To nuke the data, we would need to restart Prometheus with --web.enable-admin-api flag and run something like:
curl -X POST -g 'http://127.0.0.1:9090/api/v1/admin/tsdb/delete_series?match=navtiming_responsestar t_by_host_seconds&end=2020-05-12T19:55:14+0000'
How important is it that the old labels are deleted? If it's just the Grafana variables we're worried about, we can use a regex there (until the old data ages out).
The dashboard was broken such that it would not load even load the settings page. It seemed to hang indefinitely; I left it open in the background an hour or so yesterday, and it was still spinning when I came back. I tried to get around Grafana not rendering the edit button by manually inserting ?editview=settings into the URI, but that hung as well.
I was able to back up a copy of the JSON definition, by going to https://grafana.wikimedia.org/api/dashboards/uid/M7xQ_BeWk, but looking at the contents didn't give me any immediate clues as to why it wouldn't load. Re-importing that JSON as a new dashboard failed silently.
Recreating the entire dashboard from scratch and then overwriting the old copy seemed to be successful, although I'm sure I missed a few fields.

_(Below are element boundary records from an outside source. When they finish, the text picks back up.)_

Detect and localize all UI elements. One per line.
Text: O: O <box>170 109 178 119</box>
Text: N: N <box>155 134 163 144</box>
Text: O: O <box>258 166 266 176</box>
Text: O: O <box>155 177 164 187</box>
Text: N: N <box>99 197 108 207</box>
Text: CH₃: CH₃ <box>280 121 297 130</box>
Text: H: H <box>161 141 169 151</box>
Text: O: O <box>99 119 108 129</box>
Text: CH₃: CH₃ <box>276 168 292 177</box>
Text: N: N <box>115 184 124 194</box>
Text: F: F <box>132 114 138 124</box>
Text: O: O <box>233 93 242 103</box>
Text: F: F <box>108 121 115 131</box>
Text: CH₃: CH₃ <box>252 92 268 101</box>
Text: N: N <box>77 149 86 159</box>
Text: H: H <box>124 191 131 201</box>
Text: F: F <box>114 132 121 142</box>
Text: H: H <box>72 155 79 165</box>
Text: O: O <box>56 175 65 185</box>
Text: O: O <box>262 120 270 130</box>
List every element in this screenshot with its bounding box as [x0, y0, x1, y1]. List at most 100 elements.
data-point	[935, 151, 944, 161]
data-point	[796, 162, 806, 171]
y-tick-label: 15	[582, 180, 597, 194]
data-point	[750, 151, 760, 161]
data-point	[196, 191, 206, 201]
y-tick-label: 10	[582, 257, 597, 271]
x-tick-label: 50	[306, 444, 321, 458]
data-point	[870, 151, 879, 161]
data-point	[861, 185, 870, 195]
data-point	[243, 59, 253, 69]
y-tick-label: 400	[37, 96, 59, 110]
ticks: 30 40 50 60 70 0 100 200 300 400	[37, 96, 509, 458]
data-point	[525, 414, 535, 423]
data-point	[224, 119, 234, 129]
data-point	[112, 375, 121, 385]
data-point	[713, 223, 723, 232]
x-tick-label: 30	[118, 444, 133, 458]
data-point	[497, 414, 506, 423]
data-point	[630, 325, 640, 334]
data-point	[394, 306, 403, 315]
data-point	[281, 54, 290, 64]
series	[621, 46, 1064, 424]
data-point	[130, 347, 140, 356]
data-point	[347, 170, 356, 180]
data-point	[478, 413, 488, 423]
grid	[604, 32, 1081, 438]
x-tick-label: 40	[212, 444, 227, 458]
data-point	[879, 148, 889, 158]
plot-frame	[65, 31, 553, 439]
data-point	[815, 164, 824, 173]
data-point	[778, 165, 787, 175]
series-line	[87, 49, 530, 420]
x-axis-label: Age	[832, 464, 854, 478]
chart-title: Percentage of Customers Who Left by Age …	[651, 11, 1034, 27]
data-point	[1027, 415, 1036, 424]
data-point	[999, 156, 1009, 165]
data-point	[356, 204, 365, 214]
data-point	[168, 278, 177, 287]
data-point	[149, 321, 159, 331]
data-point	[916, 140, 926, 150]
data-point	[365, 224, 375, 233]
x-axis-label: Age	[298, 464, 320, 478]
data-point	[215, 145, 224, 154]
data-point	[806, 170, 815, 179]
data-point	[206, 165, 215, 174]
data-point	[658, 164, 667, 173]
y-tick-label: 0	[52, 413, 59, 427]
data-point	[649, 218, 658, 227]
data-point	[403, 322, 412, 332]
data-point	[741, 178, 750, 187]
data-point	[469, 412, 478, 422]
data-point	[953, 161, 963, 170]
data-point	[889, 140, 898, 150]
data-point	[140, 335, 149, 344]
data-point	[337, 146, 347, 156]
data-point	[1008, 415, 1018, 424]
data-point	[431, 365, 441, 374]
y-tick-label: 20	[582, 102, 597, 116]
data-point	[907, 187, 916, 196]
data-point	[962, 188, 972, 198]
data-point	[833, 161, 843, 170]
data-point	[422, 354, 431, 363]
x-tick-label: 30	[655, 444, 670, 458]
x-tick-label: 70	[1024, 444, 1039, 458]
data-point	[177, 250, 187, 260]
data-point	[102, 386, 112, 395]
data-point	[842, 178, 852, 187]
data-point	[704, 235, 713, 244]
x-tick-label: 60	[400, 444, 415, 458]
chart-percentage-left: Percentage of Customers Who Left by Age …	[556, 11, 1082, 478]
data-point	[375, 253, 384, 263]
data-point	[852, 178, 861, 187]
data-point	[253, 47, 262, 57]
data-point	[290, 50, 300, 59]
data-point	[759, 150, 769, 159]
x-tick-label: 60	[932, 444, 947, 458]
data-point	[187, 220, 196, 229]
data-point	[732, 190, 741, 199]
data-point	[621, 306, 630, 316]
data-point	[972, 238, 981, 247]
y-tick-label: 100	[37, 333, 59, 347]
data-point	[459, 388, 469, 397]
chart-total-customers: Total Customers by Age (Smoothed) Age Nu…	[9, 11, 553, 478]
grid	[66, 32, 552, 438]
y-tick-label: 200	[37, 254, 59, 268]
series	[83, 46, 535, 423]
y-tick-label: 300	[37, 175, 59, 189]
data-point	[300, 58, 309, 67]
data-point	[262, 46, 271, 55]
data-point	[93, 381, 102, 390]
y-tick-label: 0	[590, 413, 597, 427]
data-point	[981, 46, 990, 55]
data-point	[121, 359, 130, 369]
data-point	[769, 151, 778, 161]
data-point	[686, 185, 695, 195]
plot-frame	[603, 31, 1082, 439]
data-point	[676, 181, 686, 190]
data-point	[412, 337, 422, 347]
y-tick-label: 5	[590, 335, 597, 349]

If it's still working in a day or two, I'll clean it up, otherwise consider this an experiment to see if it'll meet the same demise.
Regarding the label pollution, I added a regex to $dc which excludes values containing numerals (and thus hostnames). This fixes the drop-downs from the days the labels were swapped; let me know if you think that's sufficient, or if I should request access/assistance from SRE to be able to delete the old data.
That's because of the switchover, the metric is now coming from the "codfw prometheus/ops" instead of the "eqiad prometheus/ops" source. I'm not how to fix that, it seems like a panel can only have one source.